One of the major factors a mortgage loan borrower should consider is whether to get a fixed rate mortgage versus an adjustable rate mortgage , commonly referred as an ARM. Sometimes an adjustable rate mortgage may be better for you than a fixed rate mortgage depending on your goals on how long you intend on living at your new home purchase or even your current home if you are planning on refinancing.
Adjustable Rate Mortgages
First time buyers who intend on buying a starter home and intend on moving after 5 to 10 years, an adjustable rate mortgage may be a better option for them. For example, many first time home buyers may purchase a condominium unit or small townhome as their first home and may intend on buying a larger home once they get married or those married couples who intend in having children in the future and may want to upgrade to a larger single family home. In situations like these, an adjustable rate mortgage may be a better fit for them.
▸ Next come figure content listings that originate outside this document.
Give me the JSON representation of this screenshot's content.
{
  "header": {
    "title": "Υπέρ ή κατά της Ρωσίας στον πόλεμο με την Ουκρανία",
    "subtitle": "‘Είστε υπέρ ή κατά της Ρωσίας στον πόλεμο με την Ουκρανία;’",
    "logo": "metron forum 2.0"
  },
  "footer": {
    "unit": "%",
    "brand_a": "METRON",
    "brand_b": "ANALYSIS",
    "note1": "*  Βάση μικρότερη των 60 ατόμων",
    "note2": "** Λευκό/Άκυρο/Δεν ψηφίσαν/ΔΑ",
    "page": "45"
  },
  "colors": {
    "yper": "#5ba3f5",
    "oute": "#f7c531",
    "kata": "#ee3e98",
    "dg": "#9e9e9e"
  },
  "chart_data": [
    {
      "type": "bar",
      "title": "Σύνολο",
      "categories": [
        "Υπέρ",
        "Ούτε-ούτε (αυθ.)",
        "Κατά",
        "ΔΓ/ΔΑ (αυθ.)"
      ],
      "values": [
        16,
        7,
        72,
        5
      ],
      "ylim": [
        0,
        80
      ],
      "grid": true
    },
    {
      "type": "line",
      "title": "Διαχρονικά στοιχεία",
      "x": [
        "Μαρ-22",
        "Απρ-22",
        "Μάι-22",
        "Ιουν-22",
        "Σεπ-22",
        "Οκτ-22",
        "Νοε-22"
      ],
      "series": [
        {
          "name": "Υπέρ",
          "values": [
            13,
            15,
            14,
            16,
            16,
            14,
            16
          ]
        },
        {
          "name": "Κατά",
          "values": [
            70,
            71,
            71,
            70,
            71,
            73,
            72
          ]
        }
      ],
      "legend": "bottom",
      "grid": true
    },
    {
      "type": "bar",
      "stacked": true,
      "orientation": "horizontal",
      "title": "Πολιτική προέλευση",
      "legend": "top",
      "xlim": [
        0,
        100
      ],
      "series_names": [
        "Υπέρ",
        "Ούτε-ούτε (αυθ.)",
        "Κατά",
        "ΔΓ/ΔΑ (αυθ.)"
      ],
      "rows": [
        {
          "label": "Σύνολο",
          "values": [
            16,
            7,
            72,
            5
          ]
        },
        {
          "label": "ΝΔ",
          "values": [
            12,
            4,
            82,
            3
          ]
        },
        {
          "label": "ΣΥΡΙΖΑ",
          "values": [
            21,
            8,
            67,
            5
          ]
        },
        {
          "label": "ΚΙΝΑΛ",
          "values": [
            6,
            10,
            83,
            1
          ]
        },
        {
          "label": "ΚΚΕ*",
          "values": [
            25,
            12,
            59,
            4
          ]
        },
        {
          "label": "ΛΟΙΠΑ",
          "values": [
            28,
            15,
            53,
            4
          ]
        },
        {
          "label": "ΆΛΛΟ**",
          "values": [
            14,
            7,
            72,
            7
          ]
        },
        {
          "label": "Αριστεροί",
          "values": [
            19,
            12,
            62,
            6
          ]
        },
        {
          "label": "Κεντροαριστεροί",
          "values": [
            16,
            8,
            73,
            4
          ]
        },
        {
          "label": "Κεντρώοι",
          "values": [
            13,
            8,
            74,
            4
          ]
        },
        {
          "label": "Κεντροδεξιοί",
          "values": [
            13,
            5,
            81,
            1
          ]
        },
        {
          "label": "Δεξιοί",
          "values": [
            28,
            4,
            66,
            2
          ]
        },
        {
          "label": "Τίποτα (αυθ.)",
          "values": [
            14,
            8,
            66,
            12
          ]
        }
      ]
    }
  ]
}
Adjustable rate mortgages have lower interest rates during the fixed rate period and adjusts after the fixed rate period is over and can change depending on the index the adjustable rate mortgage is based on. Adjustable rate mortgages are 30 year mortgage loans. The most common adjustable rate mortgage is the 5/1 ARM where the mortgage rate is fixed for the first five years of the 30 year loan program and adjusts every year for the remaining 30 year period. The adjustment rate is the index plus the margin. The margin is a fixed rate and the index changes depending on the index such as the CMT, Libor, COFI, or other index the mortgage lender based the mortgage loan under. There is caps on adjustable rate mortgages where in the event the index sky rockets, there is cap where the rate cannot exceed. Your mortgage loan originator can explain how the fixed rate period, the adjustment rates, and the caps work.
Fixed Rate Mortgages
Fixed rate mortgages are mortgage loans that the interest rate will remain the same for the 30 year term of the mortgage loan. Fixed rate mortgage loans offers security and stability to the mortgage loan borrower where they are rest assured that the mortgage principal and interest will never change during the 30 year term of their mortgage loan. Property taxes and homeowners insurance can change and increase over the period of time, however the principal and interest will remain the same for the term of the 30 year term of the mortgage loan.